As Spidey attempts to enter the building, he narrowly misses some fire-rings that Johnny Storm (The Human Torch) is idly shooting out of the window. Johnny is alone (the other members of the Fantastic Four are at Whisper Hill for Christmas), and in a mope about girl-problems. Spider-Man mentions that he fought Sandman in New Jersey, and Johnny remembers that he first encountered Sandman on George Washington Bridge (in Strange Tales #115). Putting two and two together, and perhaps coming up with four, Spidey agrees to accompany Johnny in the Fantasti-Car to George Washington Bridge, and then over to the Jersey side. While on the look-out for Sandman, Spidey spies a mugging in progress and goes to the victim’s aid. In the spirit of Christmas, the woman* involved decides to let the thwarted muggers go - after Spidey has detained them with webbing for a bit.

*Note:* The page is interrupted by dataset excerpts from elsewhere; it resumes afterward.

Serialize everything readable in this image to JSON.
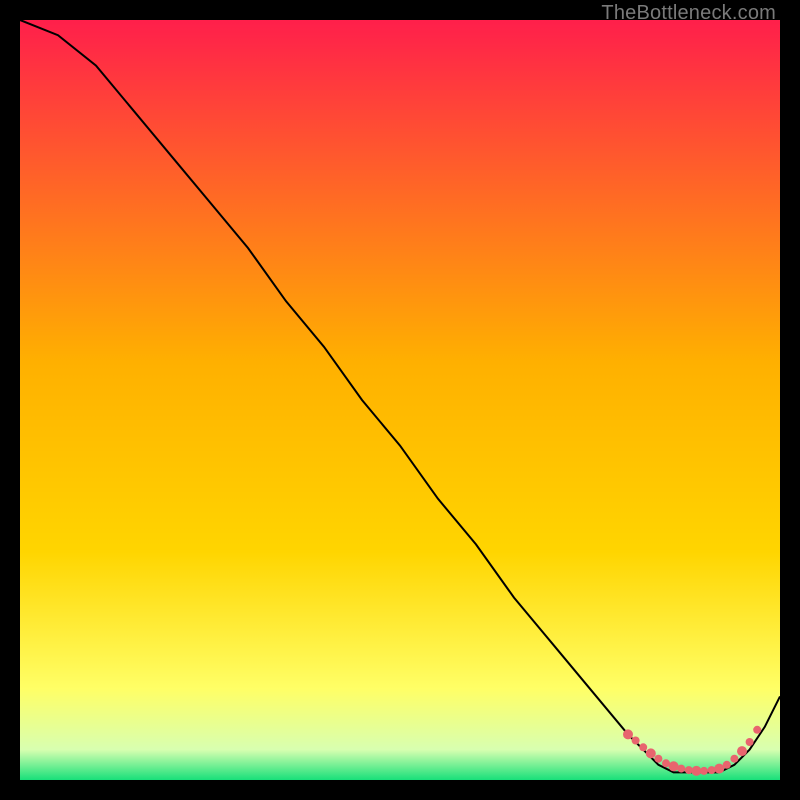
{
  "watermark": "TheBottleneck.com",
  "chart_data": {
    "type": "line",
    "title": "",
    "xlabel": "",
    "ylabel": "",
    "xlim": [
      0,
      100
    ],
    "ylim": [
      0,
      100
    ],
    "grid": false,
    "legend": false,
    "background_gradient": {
      "top_color": "#ff1f4b",
      "mid_color": "#ffd500",
      "lower_color": "#ffff66",
      "bottom_color": "#18e07a"
    },
    "series": [
      {
        "name": "bottleneck-curve",
        "x": [
          0,
          5,
          10,
          15,
          20,
          25,
          30,
          35,
          40,
          45,
          50,
          55,
          60,
          65,
          70,
          75,
          80,
          82,
          84,
          86,
          88,
          90,
          92,
          94,
          96,
          98,
          100
        ],
        "y": [
          100,
          98,
          94,
          88,
          82,
          76,
          70,
          63,
          57,
          50,
          44,
          37,
          31,
          24,
          18,
          12,
          6,
          4,
          2,
          1,
          1,
          1,
          1,
          2,
          4,
          7,
          11
        ]
      }
    ],
    "markers": {
      "name": "highlight-dots",
      "color": "#e8646e",
      "x": [
        80,
        81,
        82,
        83,
        84,
        85,
        86,
        87,
        88,
        89,
        90,
        91,
        92,
        93,
        94,
        95,
        96,
        97
      ],
      "y": [
        6,
        5.2,
        4.3,
        3.5,
        2.8,
        2.2,
        1.8,
        1.5,
        1.3,
        1.2,
        1.2,
        1.3,
        1.5,
        2.0,
        2.8,
        3.8,
        5.0,
        6.6
      ]
    }
  }
}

Continuing on, The Human Torch gets to show his stuff by stopping an out of control truck, before they spot Sandman. Challenging him, both are out-witted (it ain’t hard), and Sandman dumps them, tied up together, into a water tower. Knowing these two will need all the help they can get, Sandman drops Spidey a handy hint as to how they can escape.
After escaping the death-trap, the two spot Sandman climbing through a window. Following him into the house, they’re met by Sandman in civvies (he’s called William Baker here; isn’t his civilian name Flint Marko?) He tells them to keep it down as he is there to see his old sickly mum, and agrees to give himself up if they give him a few minutes with her. This gives the two an excuse to remember their nearest and dearest; so Peter thinks about Aunt May for a bit, and Johnny mopes some more about Crystal.
As you might guess, after his five minutes are up he escapes down the plug-hole leaving just a few grains of sand behind.
Roy Thomas pulls out all the stops to give us a warm Christmas glow, yet it all seems a tad perfunctory with some lapses in logic. Would a villain on the FBI’s Most Wanted list really tell Spider-Man how to escape a death-trap?
The two co-stars work well together, trading quips back and forth, but both appear a bit callow and I generally like my heroes a little less self-absorbed. All in all, not a great example of a grand tradition - the comic book Christmas tale.
*The unnamed woman is later ret-conned into being Misty Knight’s first appearance by Chris Claremont; presumably because she’s black and has an afro.